14MB092 WEE1: Small Molecule WEE1 Inhibitor to Treat Cancer that Inhibits WEE1 Phosphorylation of H2B but not Cdc2
A new allosteric orally available WEE1 inhibitor was developed that inhibits WEE1 from binding chromatin and phosphorylating Histone H2B. This may lead to more efficient chromatin packaging that may inactivate transcription of oncogenes while increasing transcription of tumor suppressor genes. The new inhibitor does not affect the phosphorylation of Cdc2 thereby avoiding potential side effects in normal cell division when the G2-M checkpoint is removed and cells enter into unscheduled mitosis. Prostate cell proliferation assays show that the WEE1 inhibitor has sub micromolar IC50s as low as 0.55 μM. Xenograft mouse models of prostate cancer show decreased tumor growth by as much as 96%.
- The American Cancer Society estimates that there will be 164,690 new cases of prostate cancer in 2018, and 29,430 deaths due to prostate cancer.
- Overexpression of WEE1 has been observed in several malignancies, including hepatocellular carcinoma, luminal and HER-2 positive breast cancers, glioblastoma, and malignant melanoma, where high expression has been shown to correlate with poor disease-free survival.

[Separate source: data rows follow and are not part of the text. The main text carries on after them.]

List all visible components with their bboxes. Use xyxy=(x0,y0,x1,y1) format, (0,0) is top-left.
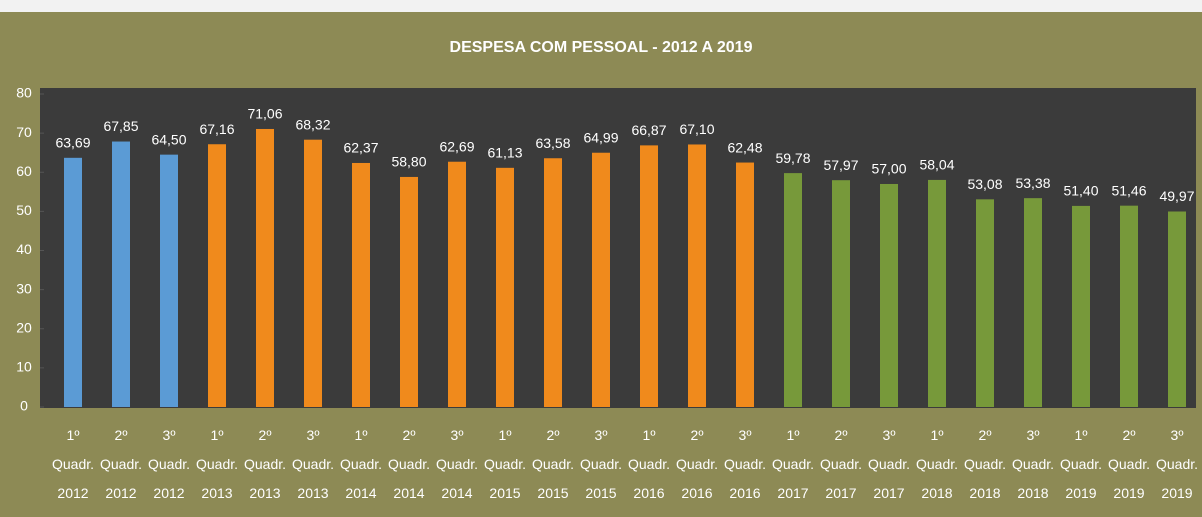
bar xyxy=(304,139,322,407)
value-label: 62,48 xyxy=(727,139,762,155)
y-tick-label: 50 xyxy=(16,202,32,218)
value-label: 62,69 xyxy=(439,138,474,154)
x-tick-label: 1º Quadr. 2017 xyxy=(772,427,814,501)
x-tick-label: 1º Quadr. 2018 xyxy=(916,427,958,501)
bar xyxy=(208,144,226,407)
bar xyxy=(160,154,178,407)
bar xyxy=(736,162,754,407)
value-label: 67,85 xyxy=(103,118,138,134)
value-label: 63,69 xyxy=(55,135,90,151)
value-label: 51,40 xyxy=(1063,183,1098,199)
bar xyxy=(352,162,370,407)
value-label: 57,97 xyxy=(823,157,858,173)
value-label: 63,58 xyxy=(535,135,570,151)
bar xyxy=(1120,205,1138,407)
bar xyxy=(1072,205,1090,407)
x-tick-label: 3º Quadr. 2018 xyxy=(1012,427,1054,501)
value-label: 66,87 xyxy=(631,122,666,138)
bar xyxy=(1168,211,1186,407)
x-tick-label: 1º Quadr. 2014 xyxy=(340,427,382,501)
bar xyxy=(256,128,274,407)
y-tick-label: 80 xyxy=(16,85,32,101)
value-label: 64,50 xyxy=(151,131,186,147)
y-tick-label: 60 xyxy=(16,163,32,179)
x-tick-label: 2º Quadr. 2017 xyxy=(820,427,862,501)
bar xyxy=(640,145,658,407)
bar xyxy=(400,176,418,407)
value-label: 58,04 xyxy=(919,157,954,173)
x-tick-label: 1º Quadr. 2015 xyxy=(484,427,526,501)
value-label: 61,13 xyxy=(487,145,522,161)
y-tick-label: 40 xyxy=(16,241,32,257)
bar xyxy=(880,183,898,407)
value-label: 68,32 xyxy=(295,116,330,132)
y-tick-label: 0 xyxy=(20,398,28,414)
value-label: 64,99 xyxy=(583,129,618,145)
x-tick-label: 3º Quadr. 2013 xyxy=(292,427,334,501)
x-tick-label: 3º Quadr. 2019 xyxy=(1156,427,1198,501)
x-tick-label: 2º Quadr. 2016 xyxy=(676,427,718,501)
chart-title: DESPESA COM PESSOAL - 2012 A 2019 xyxy=(450,39,753,56)
x-tick-label: 3º Quadr. 2012 xyxy=(148,427,190,501)
value-label: 67,16 xyxy=(199,121,234,137)
bar xyxy=(928,179,946,407)
bar xyxy=(976,199,994,407)
y-tick-label: 70 xyxy=(16,124,32,140)
x-tick-label: 3º Quadr. 2017 xyxy=(868,427,910,501)
value-label: 59,78 xyxy=(775,150,810,166)
bar xyxy=(688,144,706,407)
value-label: 53,08 xyxy=(967,176,1002,192)
bar xyxy=(592,152,610,407)
plot-area xyxy=(40,88,1196,408)
x-tick-label: 1º Quadr. 2012 xyxy=(52,427,94,501)
x-tick-label: 2º Quadr. 2012 xyxy=(100,427,142,501)
x-tick-label: 1º Quadr. 2019 xyxy=(1060,427,1102,501)
value-label: 62,37 xyxy=(343,140,378,156)
y-tick-label: 20 xyxy=(16,319,32,335)
bar xyxy=(448,161,466,407)
x-tick-label: 2º Quadr. 2014 xyxy=(388,427,430,501)
value-label: 51,46 xyxy=(1111,182,1146,198)
bar xyxy=(1024,198,1042,407)
bar xyxy=(784,173,802,407)
bar xyxy=(64,157,82,407)
value-label: 67,10 xyxy=(679,121,714,137)
bar xyxy=(832,180,850,407)
x-tick-label: 3º Quadr. 2014 xyxy=(436,427,478,501)
x-tick-label: 2º Quadr. 2015 xyxy=(532,427,574,501)
bar xyxy=(544,158,562,407)
y-tick-label: 10 xyxy=(16,359,32,375)
value-label: 57,00 xyxy=(871,161,906,177)
x-tick-label: 1º Quadr. 2016 xyxy=(628,427,670,501)
value-label: 58,80 xyxy=(391,154,426,170)
value-label: 71,06 xyxy=(247,106,282,122)
value-label: 49,97 xyxy=(1159,188,1194,204)
x-tick-label: 2º Quadr. 2019 xyxy=(1108,427,1150,501)
x-tick-label: 2º Quadr. 2013 xyxy=(244,427,286,501)
value-label: 53,38 xyxy=(1015,175,1050,191)
y-tick-label: 30 xyxy=(16,280,32,296)
bar xyxy=(112,141,130,408)
bar xyxy=(496,167,514,407)
x-tick-label: 3º Quadr. 2015 xyxy=(580,427,622,501)
x-tick-label: 1º Quadr. 2013 xyxy=(196,427,238,501)
x-tick-label: 2º Quadr. 2018 xyxy=(964,427,1006,501)
x-tick-label: 3º Quadr. 2016 xyxy=(724,427,766,501)
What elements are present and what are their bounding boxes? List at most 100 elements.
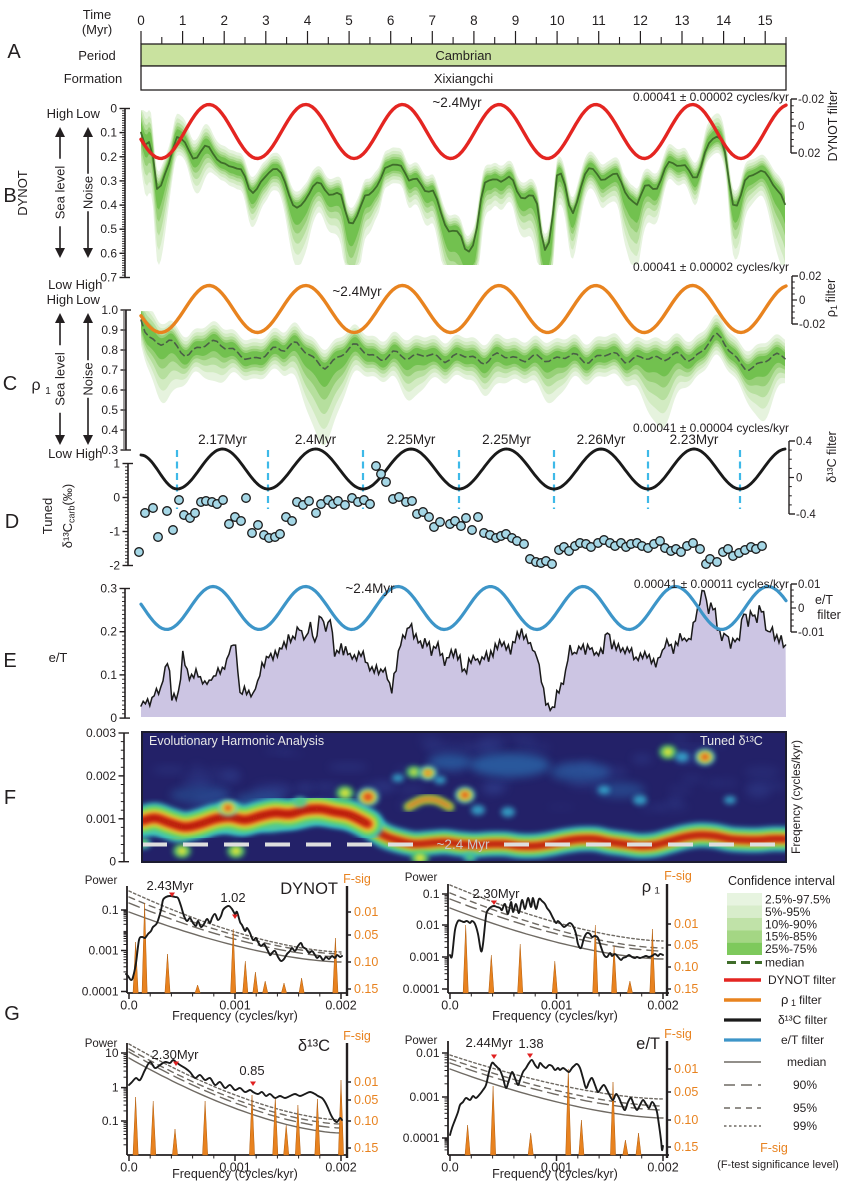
svg-text:9: 9 (512, 13, 520, 28)
svg-text:2.5%-97.5%: 2.5%-97.5% (765, 893, 831, 907)
svg-text:0.1: 0.1 (100, 668, 117, 682)
svg-text:Period: Period (78, 48, 116, 63)
svg-text:-2: -2 (109, 559, 120, 573)
svg-text:Formation: Formation (64, 71, 123, 86)
svg-text:1: 1 (791, 998, 796, 1008)
svg-text:0.0: 0.0 (120, 1161, 137, 1175)
svg-text:0.001: 0.001 (219, 1161, 250, 1175)
svg-text:0.0: 0.0 (441, 1161, 458, 1175)
svg-text:0.00041 ± 0.00002 cycles/kyr: 0.00041 ± 0.00002 cycles/kyr (633, 90, 789, 104)
svg-text:0.001: 0.001 (219, 999, 250, 1013)
svg-text:e/T: e/T (49, 650, 68, 665)
svg-text:Frequency (cycles/kyr): Frequency (cycles/kyr) (492, 1167, 618, 1181)
svg-text:0: 0 (110, 102, 117, 116)
svg-text:0.001: 0.001 (88, 944, 118, 958)
svg-text:0.01: 0.01 (674, 1062, 698, 1076)
svg-text:0.15: 0.15 (354, 1141, 378, 1155)
svg-text:0.002: 0.002 (325, 1161, 356, 1175)
svg-text:2.17Myr: 2.17Myr (198, 432, 247, 447)
svg-text:6: 6 (387, 13, 395, 28)
svg-text:0.01: 0.01 (798, 579, 820, 591)
svg-text:0.02: 0.02 (799, 271, 821, 283)
svg-text:0.2: 0.2 (100, 625, 117, 639)
svg-text:E: E (3, 650, 16, 672)
svg-text:DYNOT: DYNOT (15, 170, 30, 216)
svg-text:Xixiangchi: Xixiangchi (434, 71, 493, 86)
svg-text:~2.4Myr: ~2.4Myr (345, 581, 395, 596)
svg-text:0.0: 0.0 (441, 999, 458, 1013)
svg-text:0.3: 0.3 (100, 174, 117, 188)
svg-text:Low: Low (76, 292, 100, 307)
svg-text:0.00041 ± 0.00011 cycles/kyr: 0.00041 ± 0.00011 cycles/kyr (634, 577, 789, 591)
svg-text:filter: filter (817, 608, 841, 622)
svg-text:5%-95%: 5%-95% (765, 905, 811, 919)
svg-text:-0.02: -0.02 (798, 94, 824, 106)
svg-text:0.10: 0.10 (674, 960, 698, 974)
svg-text:Power: Power (405, 872, 438, 884)
svg-text:1: 1 (112, 1081, 119, 1095)
svg-text:0.9: 0.9 (101, 323, 118, 337)
svg-text:0.001: 0.001 (541, 1161, 572, 1175)
svg-text:2.30Myr: 2.30Myr (473, 886, 521, 901)
svg-text:0.1: 0.1 (100, 126, 117, 140)
svg-text:0.1: 0.1 (102, 903, 119, 917)
svg-text:0.05: 0.05 (354, 1093, 378, 1107)
svg-text:0.0001: 0.0001 (403, 982, 440, 996)
svg-text:Cambrian: Cambrian (435, 48, 491, 63)
svg-text:F-sig: F-sig (664, 1027, 692, 1041)
svg-text:0.1: 0.1 (102, 1114, 119, 1128)
svg-text:e/T filter: e/T filter (781, 1033, 824, 1047)
svg-text:median: median (787, 1055, 826, 1069)
svg-text:4: 4 (304, 13, 312, 28)
svg-text:0.002: 0.002 (325, 999, 356, 1013)
svg-text:0.01: 0.01 (674, 917, 698, 931)
svg-text:0.01: 0.01 (416, 1046, 440, 1060)
svg-text:Frequency (cycles/kyr): Frequency (cycles/kyr) (492, 1009, 618, 1023)
svg-text:C: C (3, 373, 17, 395)
svg-text:-1: -1 (109, 525, 120, 539)
svg-text:δ¹³Ccarb(‰): δ¹³Ccarb(‰) (60, 484, 77, 548)
svg-text:2.44Myr: 2.44Myr (466, 1035, 514, 1050)
svg-text:14: 14 (716, 13, 732, 28)
svg-text:(Myr): (Myr) (82, 22, 112, 37)
svg-text:10%-90%: 10%-90% (765, 917, 817, 931)
svg-text:F-sig: F-sig (760, 1141, 788, 1155)
svg-text:Power: Power (85, 1038, 118, 1050)
svg-text:filter: filter (799, 993, 822, 1007)
svg-text:Tuned: Tuned (40, 498, 55, 534)
svg-text:15: 15 (758, 13, 773, 28)
svg-text:Low: Low (48, 446, 72, 461)
svg-text:DYNOT filter: DYNOT filter (768, 973, 836, 987)
svg-text:0.00041 ± 0.00004 cycles/kyr: 0.00041 ± 0.00004 cycles/kyr (633, 421, 789, 435)
svg-text:-0.02: -0.02 (799, 319, 825, 331)
svg-text:1: 1 (45, 386, 51, 397)
svg-text:0.001: 0.001 (409, 950, 439, 964)
svg-text:7: 7 (429, 13, 437, 28)
svg-text:D: D (5, 511, 19, 533)
svg-text:0: 0 (798, 603, 804, 615)
svg-text:2.25Myr: 2.25Myr (482, 432, 531, 447)
svg-text:0.002: 0.002 (647, 1161, 678, 1175)
svg-text:e/T: e/T (815, 593, 833, 607)
svg-text:Evolutionary Harmonic Analysis: Evolutionary Harmonic Analysis (149, 734, 324, 748)
svg-text:Low: Low (48, 277, 72, 292)
svg-text:1: 1 (113, 457, 120, 471)
svg-text:2.4Myr: 2.4Myr (295, 432, 337, 447)
svg-text:DYNOT: DYNOT (280, 880, 338, 898)
svg-text:0.002: 0.002 (86, 769, 116, 783)
svg-text:DYNOT filter: DYNOT filter (826, 91, 840, 162)
svg-text:3: 3 (262, 13, 270, 28)
svg-text:Frequency (cycles/kyr): Frequency (cycles/kyr) (172, 1009, 298, 1023)
svg-text:B: B (3, 185, 16, 207)
svg-text:Frequency (cycles/kyr): Frequency (cycles/kyr) (172, 1167, 298, 1181)
svg-text:0.15: 0.15 (674, 982, 698, 996)
svg-text:0: 0 (796, 473, 802, 485)
svg-text:0.15: 0.15 (674, 1140, 698, 1154)
svg-text:ρ: ρ (781, 992, 788, 1007)
svg-text:0.8: 0.8 (101, 343, 118, 357)
svg-text:F-sig: F-sig (343, 1029, 371, 1043)
svg-text:High: High (47, 292, 74, 307)
svg-text:12: 12 (633, 13, 648, 28)
svg-text:0.3: 0.3 (100, 582, 117, 596)
svg-text:0: 0 (798, 121, 804, 133)
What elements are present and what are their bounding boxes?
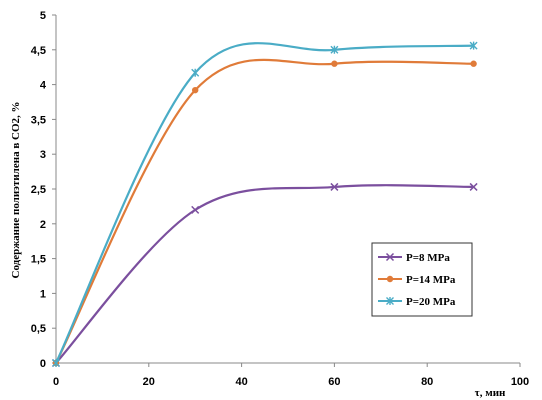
x-tick-label: 20: [143, 376, 155, 388]
legend-label: P=14 MPa: [406, 274, 456, 286]
series-line: [55, 58, 474, 364]
series-group: [51, 41, 478, 368]
legend-label: P=20 MPa: [406, 296, 456, 308]
data-point: [191, 68, 200, 77]
x-tick-label: 100: [511, 376, 529, 388]
legend: P=8 MPa P=14 MPa P=20 MPa: [371, 242, 473, 317]
x-tick-label: 0: [53, 376, 59, 388]
legend-label: P=8 MPa: [406, 252, 450, 264]
legend-swatch-marker: [385, 252, 395, 262]
data-point: [331, 60, 338, 67]
data-point: [469, 41, 478, 50]
y-tick-label: 2: [40, 219, 46, 231]
ticks: 0 0,5 1 1,5 2 2,5 3 3,5 4 4,5 5 0 20 40 60 80 100: [31, 10, 529, 388]
series-line: [55, 184, 474, 364]
series-3: [52, 41, 478, 367]
y-tick-label: 2,5: [31, 184, 46, 196]
y-tick-label: 1,5: [31, 254, 46, 266]
x-axis-title: τ, мин: [475, 387, 506, 399]
x-tick-label: 60: [328, 376, 340, 388]
data-point: [191, 205, 200, 214]
x-tick-label: 40: [235, 376, 247, 388]
y-tick-label: 1: [40, 288, 46, 300]
y-axis-title: Содержание полиэтилена в СО2, %: [10, 101, 22, 278]
x-tick-label: 80: [421, 376, 433, 388]
y-tick-label: 4,5: [31, 45, 46, 57]
series-line: [55, 42, 474, 364]
legend-swatch-marker: [386, 275, 394, 283]
y-tick-label: 3: [40, 149, 46, 161]
data-point: [52, 359, 60, 367]
y-tick-label: 5: [40, 10, 46, 22]
data-point: [192, 86, 199, 94]
y-tick-label: 4: [40, 80, 47, 92]
data-point: [330, 182, 339, 191]
data-point: [469, 182, 478, 191]
y-tick-label: 0,5: [31, 323, 46, 335]
data-point: [470, 60, 477, 67]
data-point: [330, 45, 339, 54]
legend-swatch-marker: [386, 297, 394, 305]
y-tick-label: 0: [40, 358, 46, 370]
y-tick-label: 3,5: [31, 114, 46, 126]
series-2: [52, 58, 477, 367]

- The market is attractive as evidenced by the WEE1 inhibitor AZD1775 that is involved in 27 clinical trials that are currently recruiting. AstraZeneca licensed the Phase 2 drug from Merck in 2013 with a $50M upfront payment, with unspecified royalties and milestones.
- The Moffitt WEE1 inhibitor might not show toxicity in humans, except maybe in combination regimens, in light of the recent AZD1775 Phase 1 data. In the Phase 1 trial of AZD1775 10% of evaluable patients (17/176) achieved a partial response and 53% had stable disease. Responses were observed in patients with ovarian cancer, melanoma, breast cancer, head and neck cancer, colorectal cancer, and squamous cell carcinoma of the skin. AZD1775 monotherapy given as a single dose was well tolerated, and the maximum-tolerated dose was not reached. In the combination regimens, the most common adverse events were fatigue, nausea and vomiting, diarrhea, and hematologic toxicity.
The allosteric inhibitor WEIN-159 (WEE1 Epigenetic Inhibitor #159) was assayed in cell proliferation assays of LNCaP and LAPC4 cells that showed IC50s of 0.75 μM in LNCaP cells and 0.55 μM in LAPC4 cells. WEIN-159 was shown to inhibit prostate xenograft tumor growth when VCaP cells were implanted subcutaneously in male SCID mice (n=7), or when LAPC4 cells were implanted subcutaneously in male NOD-SCID mice (n=7). When tumors became palpable, mice were injected subcutaneously either with vehicle or WEIN-159 at 30 mg/kg of body weight for 5 days a week for 4 weeks. Data show 58.8% less tumor growth in the VCaP xenograft mice, and 96% less tumor growth in the LAPC4 mice. LAPC4 cells were also implanted subcutaneously in male NOD-SCID mice, and the mice were given oral gavage either with vehicle or WEIN-159 at 70 mg/kg of body weight for 5 days a week for 4 weeks (n=11). Data show 50% less tumor growth in the LAPC4 xenograft mice with oral dosing of WEIN-159.
- Provisional patent filed August 3, 2018 for Dr. Nupam Mahajan and Dr. Nicholas Lawrence.